Leaching of the toxin from parthenium during rainfall event appears to be unlikely [6]. We have lack of understanding regarding its fate and dynamics in soil. Regarding the biodegradation of the parthenin in the soil, no studies are available. However, in the aquatic environment, the phytotoxicity of parthenin is gradually lost in approximately 30 days under outdoor conditions, reducing the potency of the lethal dose [5].


 Figure 1. Chemical structure of parthenin [7]

Apart from its toxic effects, it has some beneficial aspects too. It can be used as animal feed due to high potash, oxalic acids and protein content. Parthenin also exhibits significant anticancer properties [2].


Smiles: CC1CCC2C(C3(C1(C=CC3=O)O)C)OC(=O)C2=C

CAS No: 508-59-8


Note: Check you flower bouquet for parthenium before buying it.



[1] M. Kaur, N.K. Aggarwal, V. Kumar & R. Dhiman (2014). Effects and Management of Parthenium hysterophorus: A weed of Global Significance. Hindawi Publishing Corporation,
Volume 2014, Article ID 368647, 12 pages. http://dx.doi.org/10.1155/2014/368647

[2] S. Patel (2011). Harmful and beneficial aspects of parthenium hysterophorus an update. 3 Biotech (2011) 1:1–9 DOI 10.1007/s13205-011-0007-7.

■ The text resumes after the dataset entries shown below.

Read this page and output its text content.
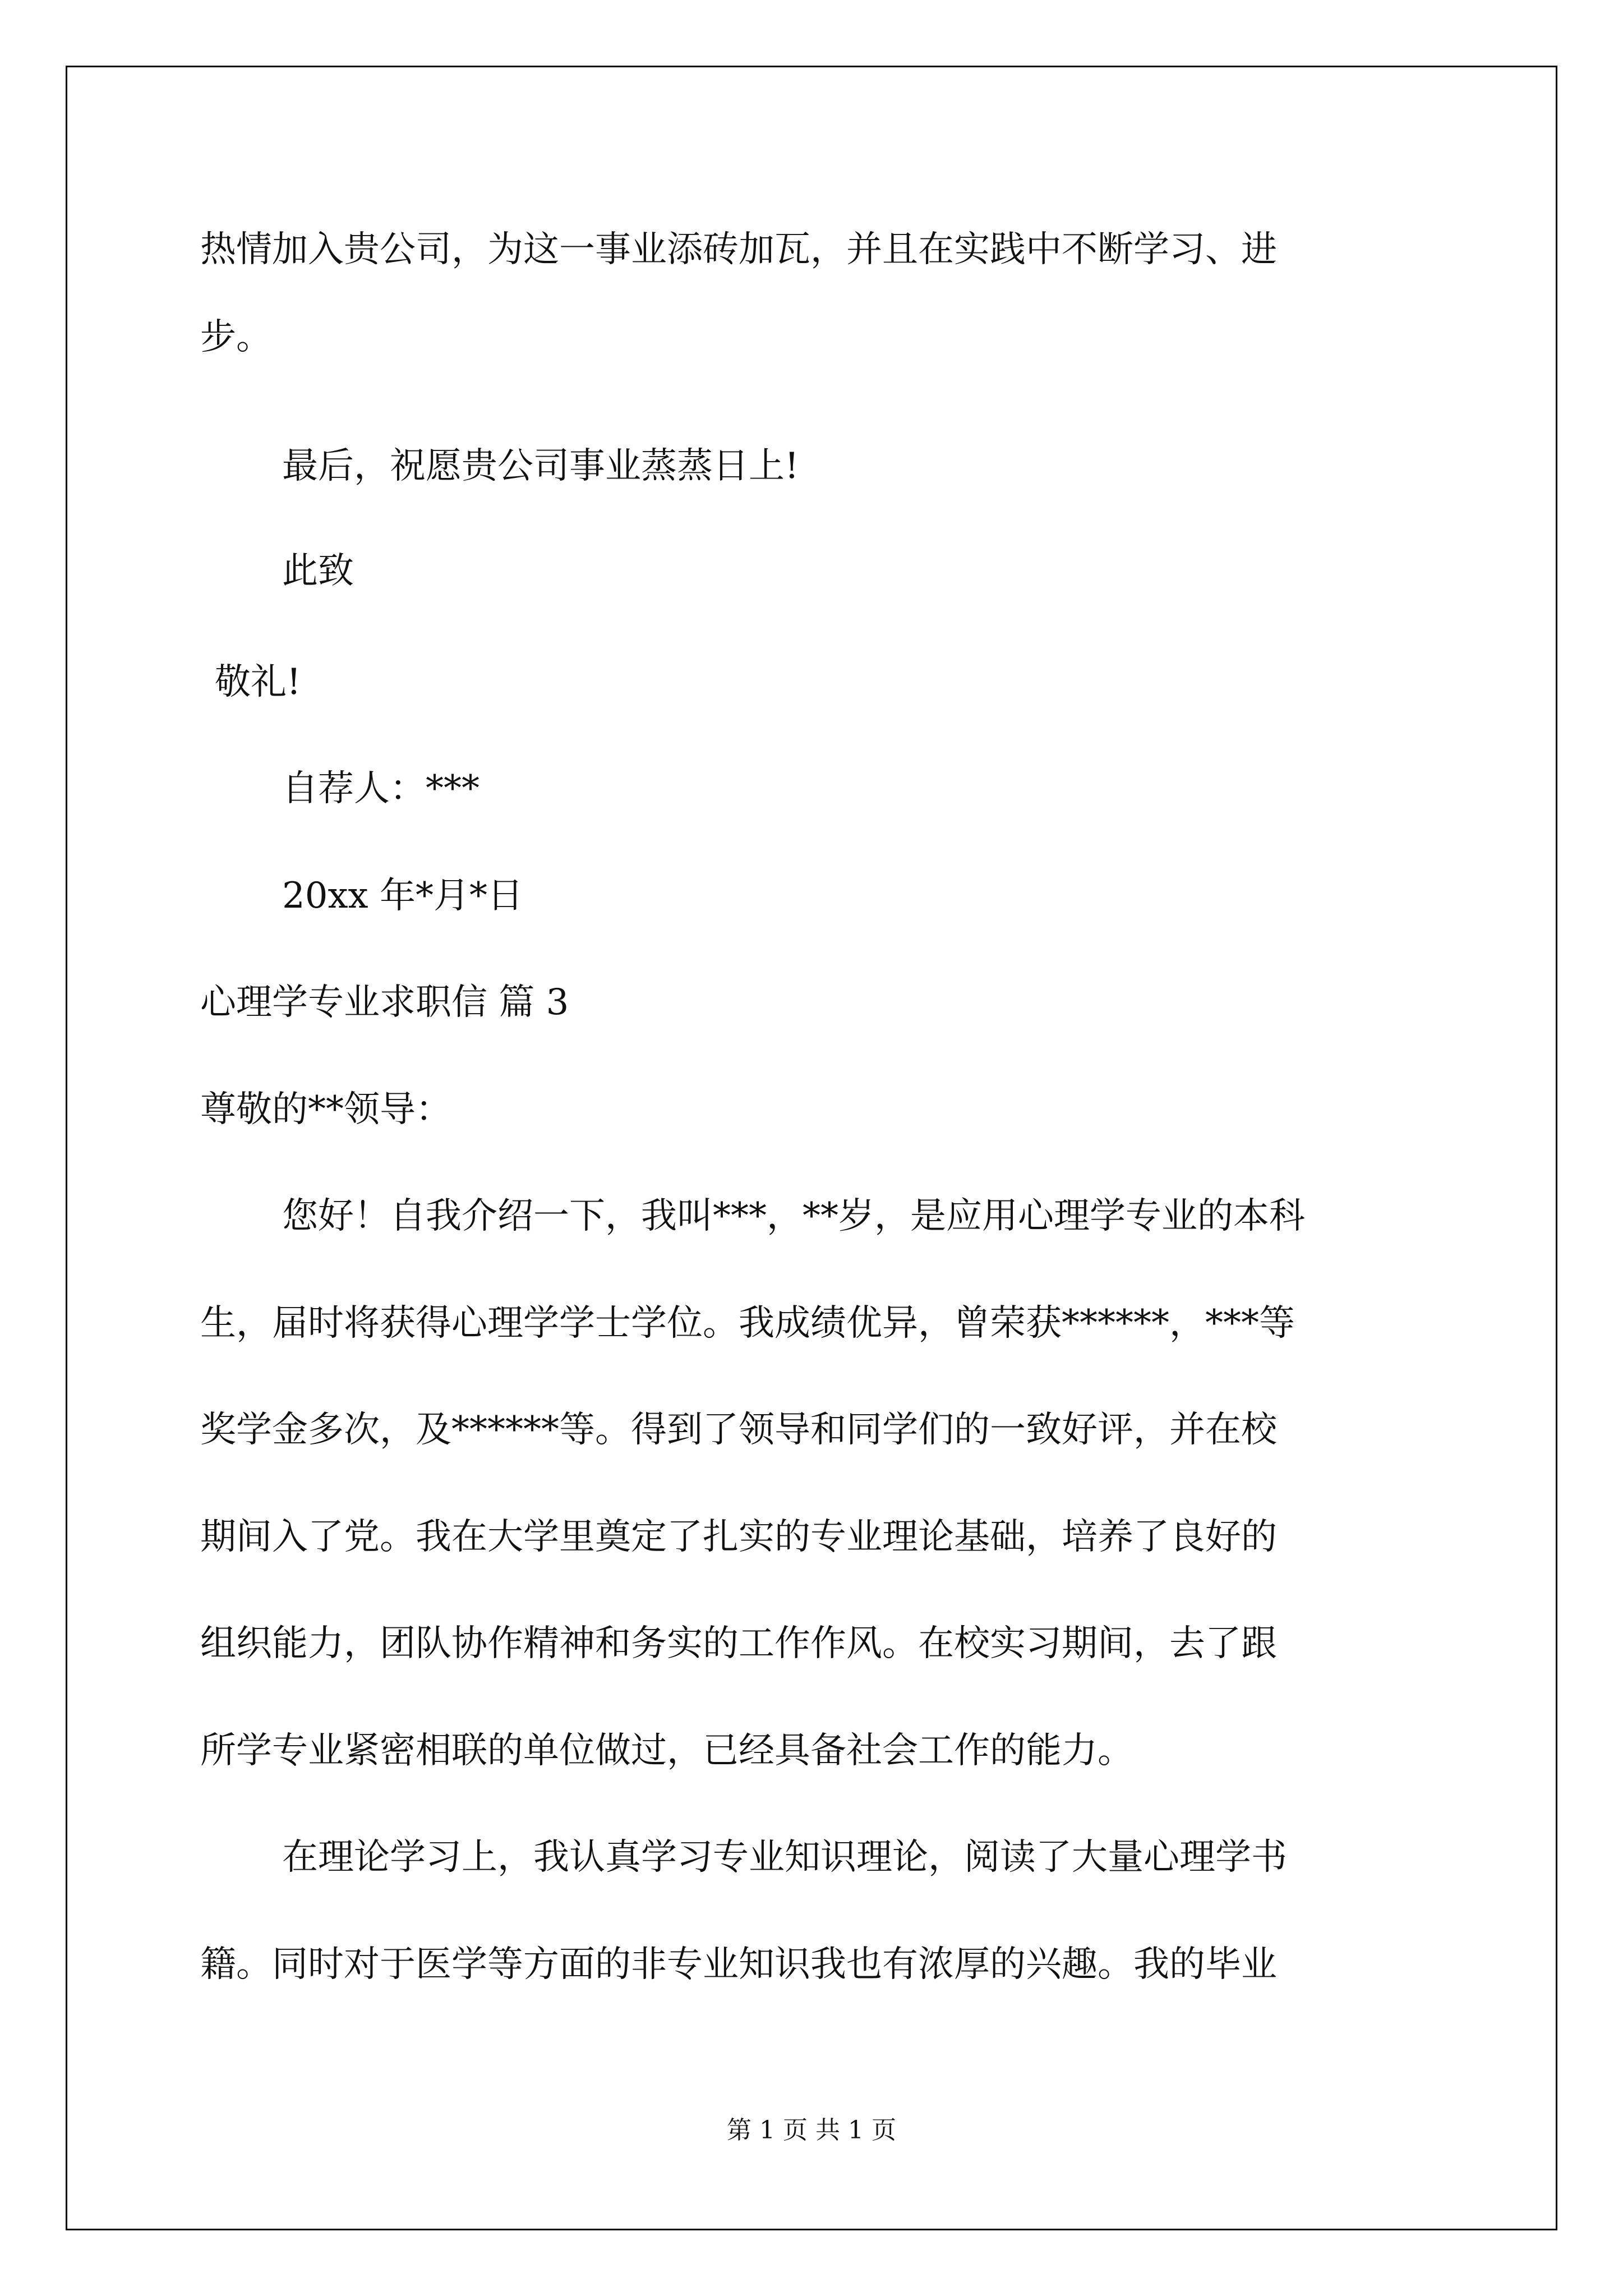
热情加入贵公司，为这一事业添砖加瓦，并且在实践中不断学习、进
步。
最后，祝愿贵公司事业蒸蒸日上!
此致
敬礼!
自荐人：***
20xx 年*月*日
心理学专业求职信 篇 3
尊敬的**领导：
您好！自我介绍一下，我叫***，**岁，是应用心理学专业的本科
生，届时将获得心理学学士学位。我成绩优异，曾荣获******，***等
奖学金多次，及******等。得到了领导和同学们的一致好评，并在校
期间入了党。我在大学里奠定了扎实的专业理论基础，培养了良好的
组织能力，团队协作精神和务实的工作作风。在校实习期间，去了跟
所学专业紧密相联的单位做过，已经具备社会工作的能力。
在理论学习上，我认真学习专业知识理论，阅读了大量心理学书
籍。同时对于医学等方面的非专业知识我也有浓厚的兴趣。我的毕业
第 1 页 共 1 页
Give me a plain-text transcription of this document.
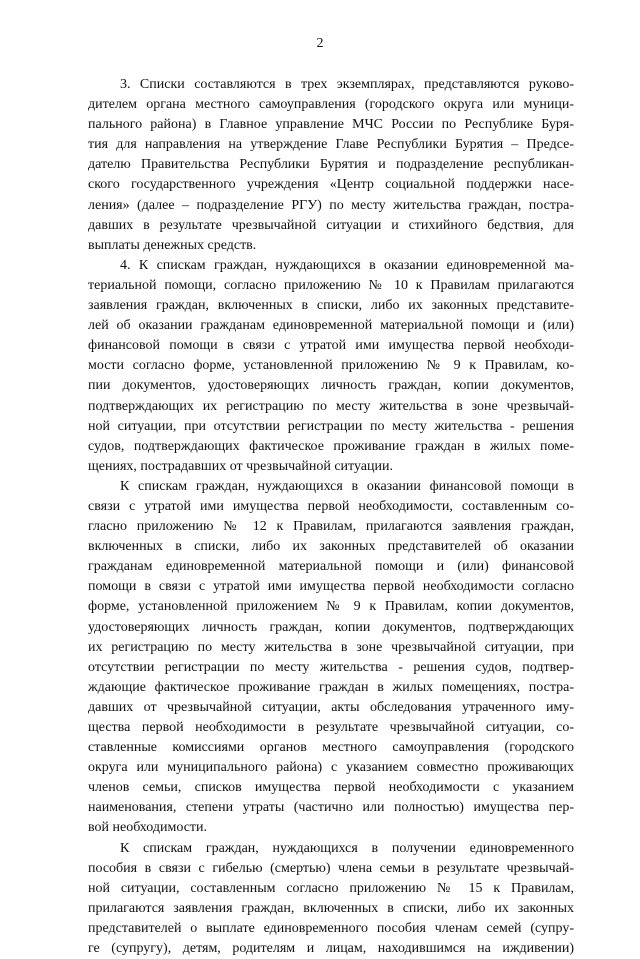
2

3. Списки составляются в трех экземплярах, представляются руково-
дителем органа местного самоуправления (городского округа или муници-
пального района) в Главное управление МЧС России по Республике Буря-
тия для направления на утверждение Главе Республики Бурятия – Предсе-
дателю Правительства Республики Бурятия и подразделение республикан-
ского государственного учреждения «Центр социальной поддержки насе-
ления» (далее – подразделение РГУ) по месту жительства граждан, постра-
давших в результате чрезвычайной ситуации и стихийного бедствия, для
выплаты денежных средств.

4. К спискам граждан, нуждающихся в оказании единовременной ма-
териальной помощи, согласно приложению № 10 к Правилам прилагаются
заявления граждан, включенных в списки, либо их законных представите-
лей об оказании гражданам единовременной материальной помощи и (или)
финансовой помощи в связи с утратой ими имущества первой необходи-
мости согласно форме, установленной приложению № 9 к Правилам, ко-
пии документов, удостоверяющих личность граждан, копии документов,
подтверждающих их регистрацию по месту жительства в зоне чрезвычай-
ной ситуации, при отсутствии регистрации по месту жительства - решения
судов, подтверждающих фактическое проживание граждан в жилых поме-
щениях, пострадавших от чрезвычайной ситуации.

К спискам граждан, нуждающихся в оказании финансовой помощи в
связи с утратой ими имущества первой необходимости, составленным со-
гласно приложению № 12 к Правилам, прилагаются заявления граждан,
включенных в списки, либо их законных представителей об оказании
гражданам единовременной материальной помощи и (или) финансовой
помощи в связи с утратой ими имущества первой необходимости согласно
форме, установленной приложением № 9 к Правилам, копии документов,
удостоверяющих личность граждан, копии документов, подтверждающих
их регистрацию по месту жительства в зоне чрезвычайной ситуации, при
отсутствии регистрации по месту жительства - решения судов, подтвер-
ждающие фактическое проживание граждан в жилых помещениях, постра-
давших от чрезвычайной ситуации, акты обследования утраченного иму-
щества первой необходимости в результате чрезвычайной ситуации, со-
ставленные комиссиями органов местного самоуправления (городского
округа или муниципального района) с указанием совместно проживающих
членов семьи, списков имущества первой необходимости с указанием
наименования, степени утраты (частично или полностью) имущества пер-
вой необходимости.

К спискам граждан, нуждающихся в получении единовременного
пособия в связи с гибелью (смертью) члена семьи в результате чрезвычай-
ной ситуации, составленным согласно приложению № 15 к Правилам,
прилагаются заявления граждан, включенных в списки, либо их законных
представителей о выплате единовременного пособия членам семей (супру-
ге (супругу), детям, родителям и лицам, находившимся на иждивении)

[3] T.P. Khaket, H. Aggarwal, D. Jodha, S. Dhanda & J. Singh (2015). Parthenium hysterophorus in Current Scenario: A Toxic Weed with Industrial, Agricultural and Medicinal Applications. Journal of Plant Sciences 10 (2): 42-53, 2015. ISSN 1816-4951 / DOI: 10.3923/jps.2015.42.53.

[4] S. Datta & D.B. Saxena (2001). Pesticidal properties of parthenin (from Parthenium hysterophorus) and related compounds. Pest Management Sci 57:95–101 (2001).

[5] S.S. Tessema & A.M. Tura (2018). Allelopathic property of Parthenin on seed germination and seedling growth of wheat (Triticum aestivum) and barley (Hordeum vulgare). International Journal of Chemical and Biochemical Sciences, IJCBS, 14(2018):23-27.